Foi então à França para seu filme mais conhecido, O Martírio de Joana D'Arc, rigorosamente baseado nos registros do tribunal, triunfantemente demonstrando que o primeiro plano era não somente um meio, mas também um fim. Pode ser que Griffith tenha sido o primeiro a empregar regularmente o primeiro plano para ênfase ilustrativa, mas quem argumentaria que O Martírio não é construído sobre sua variação e profundidade? O método de Dreyer é ilustrado por sua própria explicação de como persuadiu Falconetti, através dos primeiros planos, a "dar" a carga emocional que ainda é comovente:

Com Falconetti acontecia frequentemente que, após ter trabalhado toda uma tarde, não éramos bem sucedidos em conseguir exatamente o requerido. Dizíamos para nós mesmos então: amanhã começaremos novamente. E o dia seguinte, nós tínhamos a tomada ruim do dia anterior projetada, examinavámos, buscavámos e sempre terminavámos por encontrar, nessa tomada ruim, alguns pequenos fragmentos, algum pouco de luz, que renderia a expressão exata, a tonalidade que buscavámos. E é dali que partíriamos novamente, pegando o melhor e abandonando o restante. É de lá que partimos, para recomeçar...e ter sucesso.

Maté fotografou O Martírio e o filme seguinte de Dreyer, Vampiro, realizado na França, com capitais privados. E é um conto de Sheridan le Fanu, interpretado em sua maior parte por amadores, e um dos maiores filmes de horror. Sua qualidade não é sobrenatural, mas inevitável. Toda a conversa de conteúdo emocional ou psicológico no gênero horror se inicia com Nosferatu e Vampiro. Filmado em cenários reais, ele é invadido por uma luz enevoada, alcançado pelo reflexo de uma luz de uma gaze de volta à lente. Sem sequer descartar os elementos góticos do vampirismo, observa em seu tema um encontro emocional universal. Portanto os acontecimentos de horror se tornam expressões amplificadas de uma vida interior. A intensidade se reflete em todos os outros filmes de Dreyer, mostrando serem em sua inteireza criações de luz, sombras e posicões de câmera.

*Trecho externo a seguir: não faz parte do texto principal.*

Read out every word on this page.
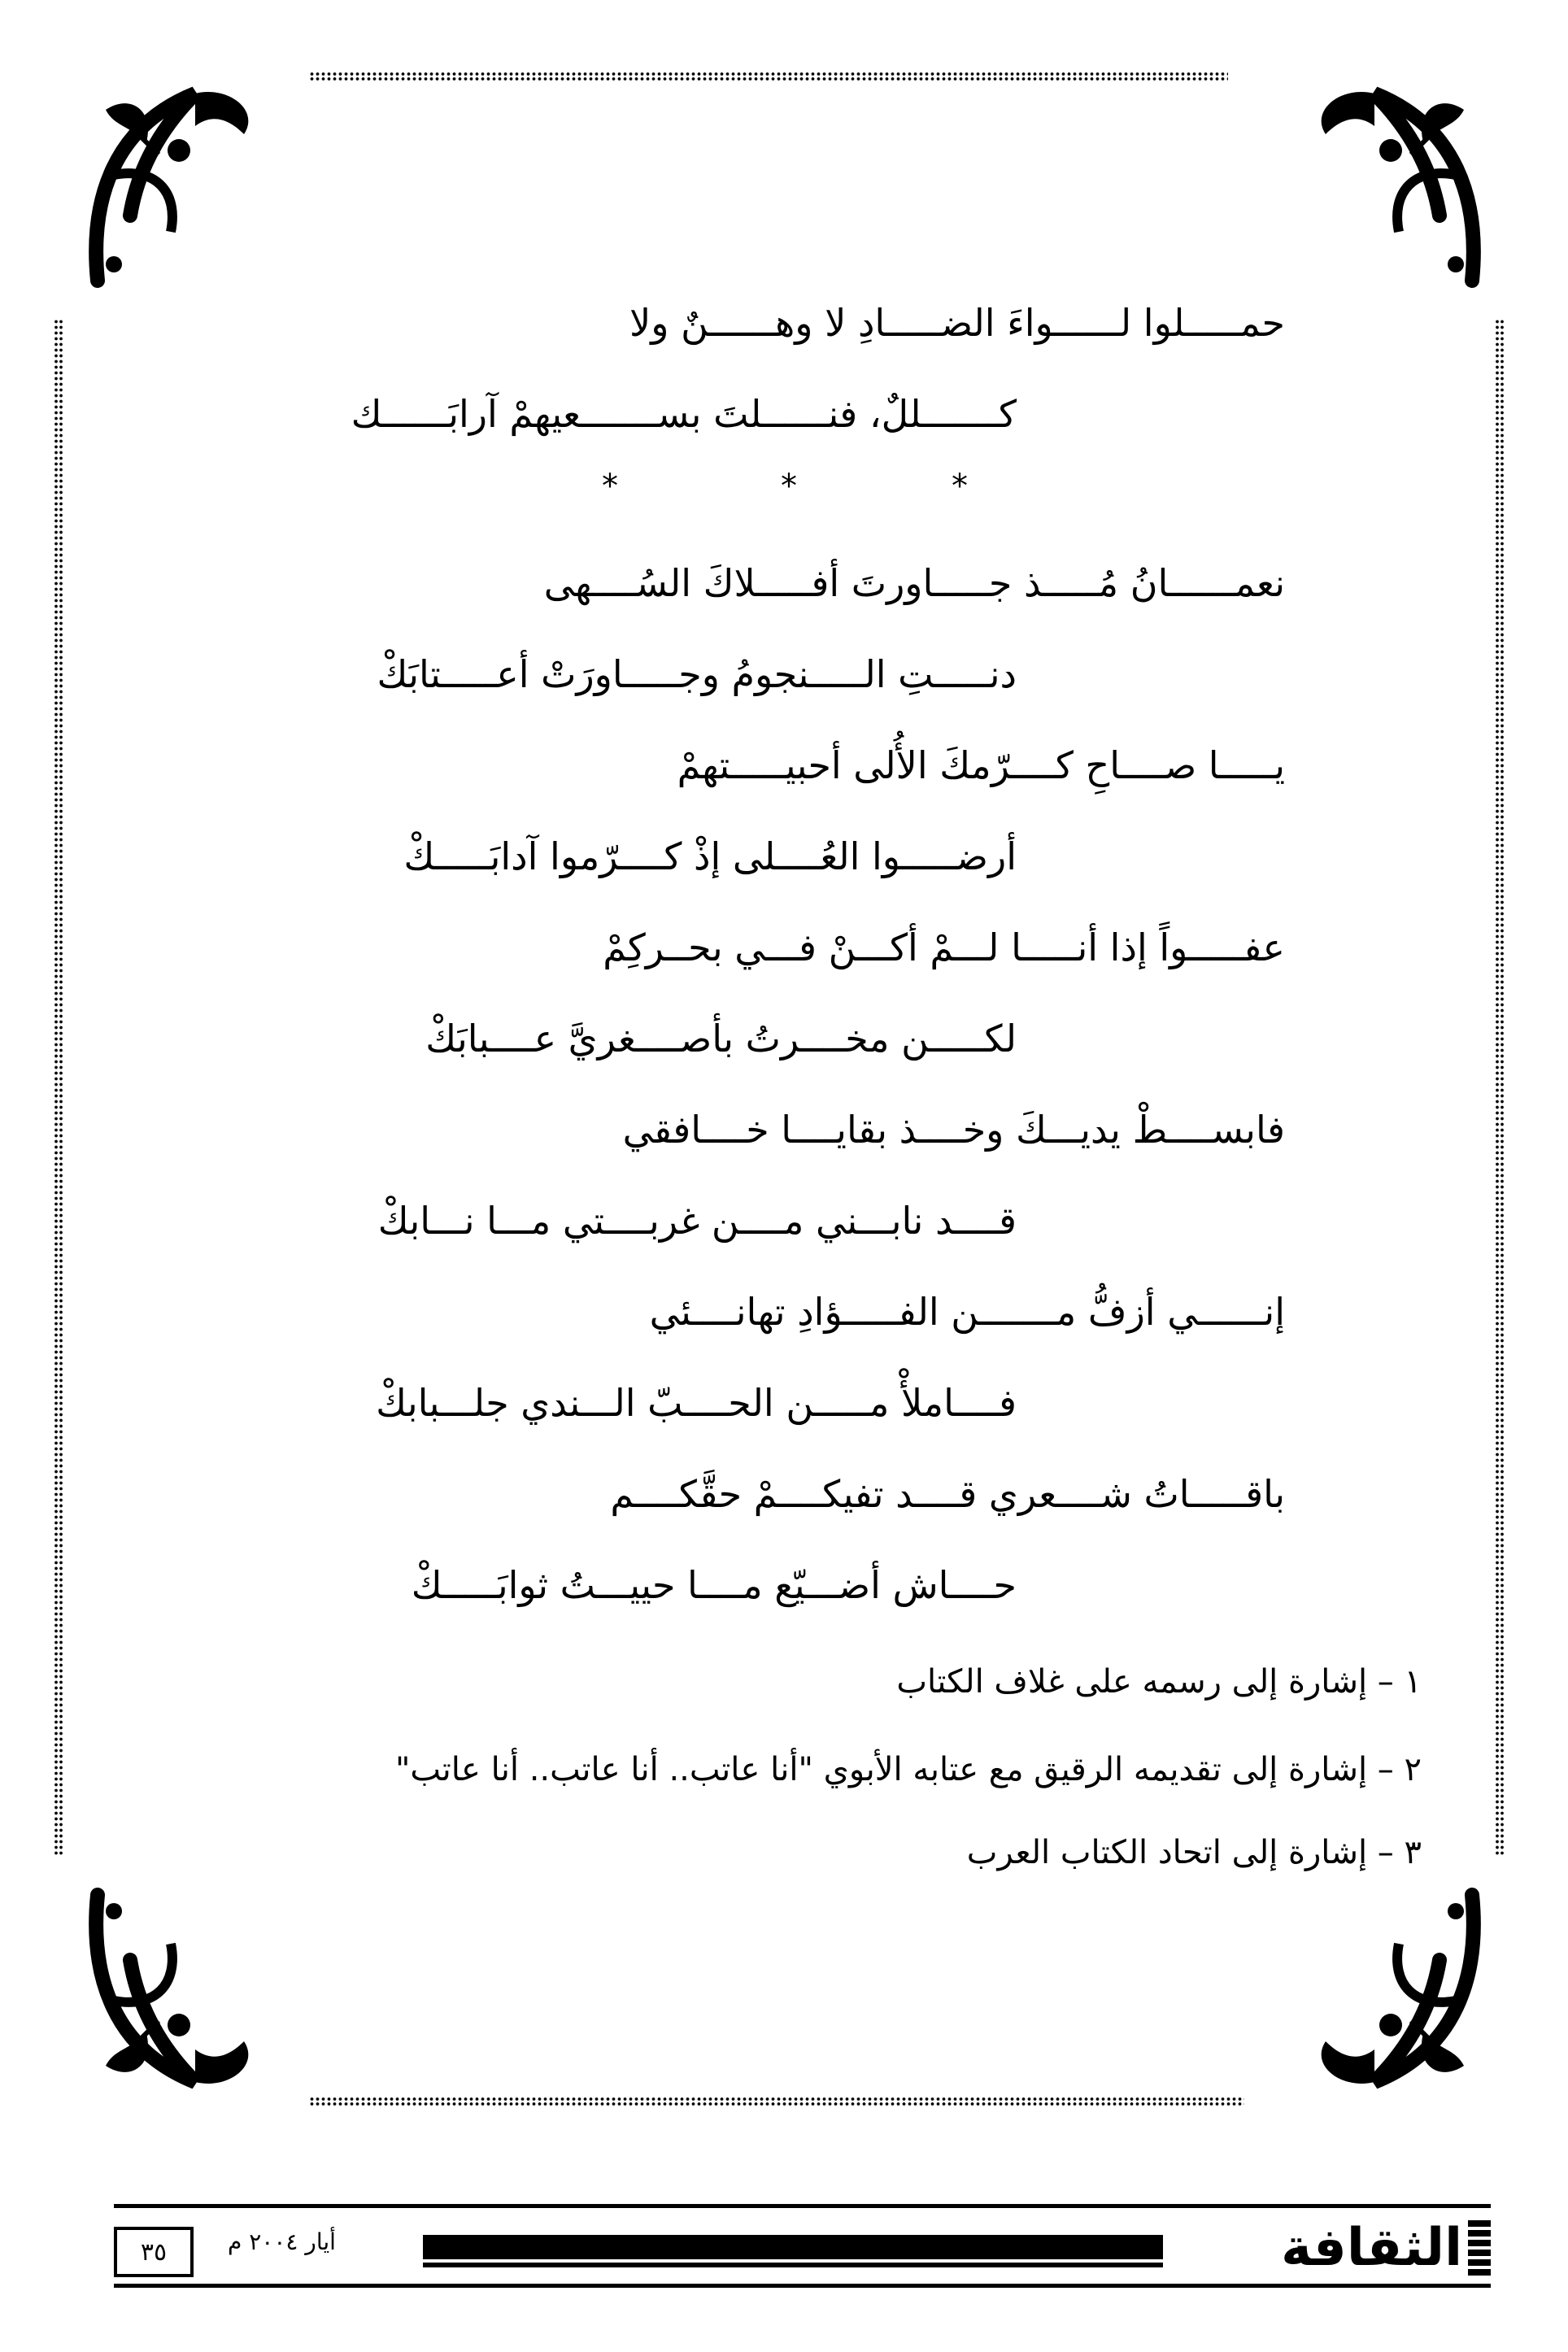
حمـــــلوا لــــــواءَ الضـــــادِ لا وهــــــنٌ ولا
كـــــــللٌ، فنــــــلتَ بســـــــعيهمْ آرابَــــــك
*
*
*
نعمــــــانُ مُـــــذ جـــــاورتَ أفـــــلاكَ السُــــهى
دنـــــتِ الـــــنجومُ وجـــــاورَتْ أعـــــتابَكْ
يـــــا صــــاحِ كــــرّمكَ الأُلى أحبيـــــتهمْ
أرضـــــوا العُــــلى إذْ كــــرّموا آدابَـــــكْ
عفـــــواً إذا أنـــــا لـــمْ أكـــنْ فـــي بحــركِمْ
لكـــــن مخــــرتُ بأصــــغريَّ عــــبابَكْ
فابســــطْ يديـــكَ وخــــذ بقايــــا خــــافقي
قــــد نابـــني مــــن غربــــتي مـــا نـــابكْ
إنــــــي أزفُّ مـــــــن الفـــــؤادِ تهانــــئي
فــــاملأْ مـــــن الحــــبّ الـــندي جلـــبابكْ
باقـــــاتُ شــــعري قــــد تفيكــــمْ حقَّكــــم
حــــاش أضـــيّع مــــا حييـــتُ ثوابَـــــكْ
١ – إشارة إلى رسمه على غلاف الكتاب
٢ – إشارة إلى تقديمه الرقيق مع عتابه الأبوي "أنا عاتب.. أنا عاتب.. أنا عاتب"
٣ – إشارة إلى اتحاد الكتاب العرب
٣٥	أيار ٢٠٠٤ م	الثقافة
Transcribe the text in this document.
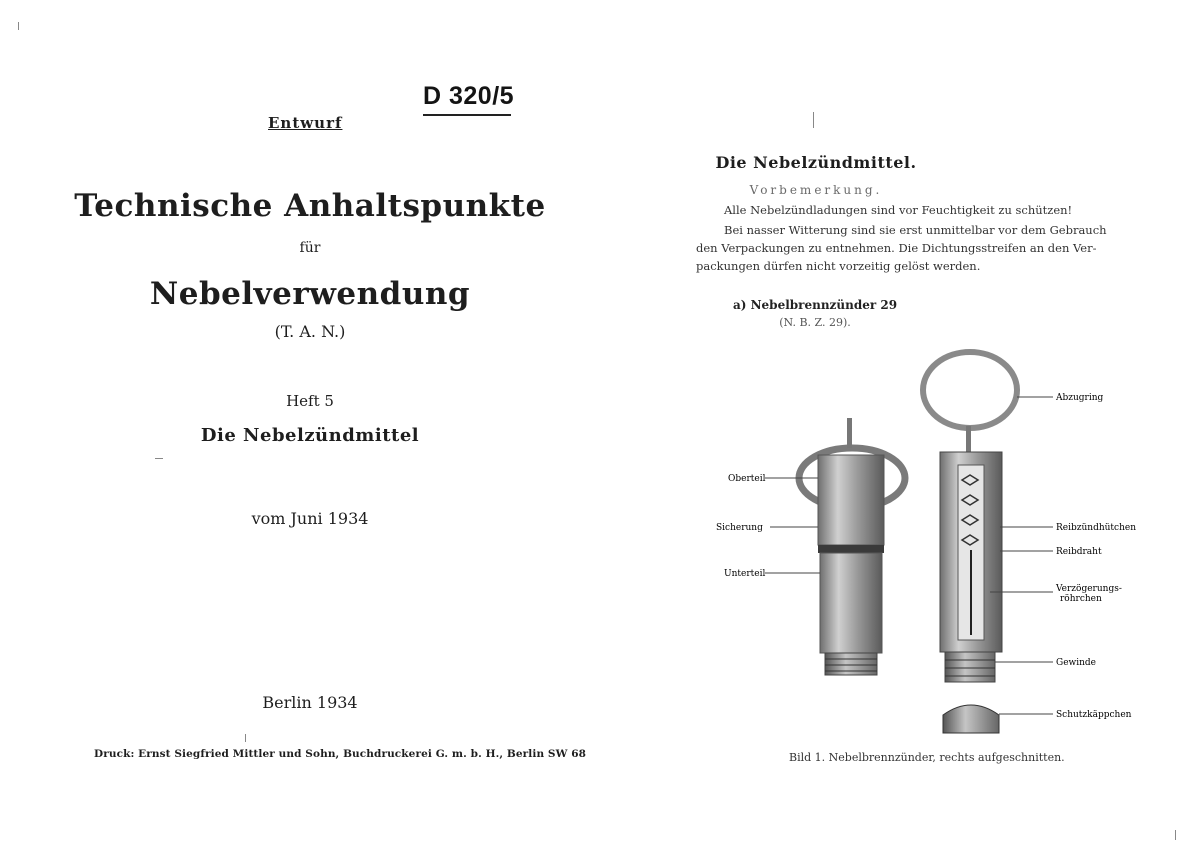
D 320/5
Entwurf
Technische Anhaltspunkte
für
Nebelverwendung
(T. A. N.)
Heft 5
Die Nebelzündmittel
vom Juni 1934
Berlin 1934
Druck: Ernst Siegfried Mittler und Sohn, Buchdruckerei G. m. b. H., Berlin SW 68
Die Nebelzündmittel.
Vorbemerkung.
Alle Nebelzündladungen sind vor Feuchtigkeit zu schützen!
Bei nasser Witterung sind sie erst unmittelbar vor dem Gebrauch
den Verpackungen zu entnehmen. Die Dichtungsstreifen an den Ver-
packungen dürfen nicht vorzeitig gelöst werden.
a) Nebelbrennzünder 29
(N. B. Z. 29).
Oberteil
Sicherung
Unterteil
Abzugring
Reibzündhütchen
Reibdraht
Verzögerungs-
röhrchen
Gewinde
Schutzkäppchen
Bild 1. Nebelbrennzünder, rechts aufgeschnitten.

Houve um intervalo de onze anos entre Vampiro e Dias de Ira, não plenamente explicado. Ao retornar aos longas, em 1943, na mesma época passa a realizar documentários: sobre arte e arquitetura e, com especial impacto, sobre a segurança das estradas. Dias de Ira e A Palavra ambos possuem temas religiosos condicionados pela aspereza puritana da Escandinávia. Dias de Ira é sobre o julgamento de uma bruxa, no qual a bruxa morre amaldiçoando o pastor. A esposa do pastor ama um jovem, e a descoberta de que assassinou o pastor a faz considerá-la como bruxa. A paixão aqui é maligna e destrutiva e é difícil não observar o filme como sendo influenciado pela guerra. Ao mesmo tempo concentra-se na solidão humana, que Dreyer no passado havia usualmente utilizado para redimir. A Palavra é um alegoria, de uma peça de Kaj Munk, filmado na vila que Munk havia sido pastor. O filme reafirma a visão de Dreyer do amor humano e religioso como sendo inseparáveis. 

Outros dez anos se passaram antes de Gertrud, a história de uma mulher de 41 anos, infeliz com seu marido, que ama um homem mais jovem, mas que é amada insuficientemente em retorno, decidindo ir morar sozinha em Paris. A conclusão da insistente independência é tomada dentro de um enquadramento de calma beleza. E ainda abaixo da ordem do filme há, mais forte que nunca, um exultante senso de paixão. Quando foi realizado, a reserva e lentidão de Gertrud estavam tão fora de moda, que sua emoção não foi percebida. Porém, esperou pela descoberta do mundo como o melhor filme de Dreyer e a defesa de seu método:

O que me interessa - e isso vem antes da técnica - é reproduzir os sentimentos dos personagens em meus filmes (...) O que é importante (...) é não somente capturar as palavras que dizem, mas também os pensamentos por trás das palavras. O que busco em meus filmes, o que desejo obter, é um mergulho nos pensamentos mais profundos dos meus atores por meios das mais sutis expressões. Para isto existem as expressões (...) que residem nas profundidades de sua alma. O que me interessa, acima de tudo, não é a técnica do cinema. Gertrud é um filme feito com o meu coração. 

Texto: Thomson, David. The New Biographical Dictionary of Film. N. York: Alfred A. Knopf, 2014, pp. 769-75.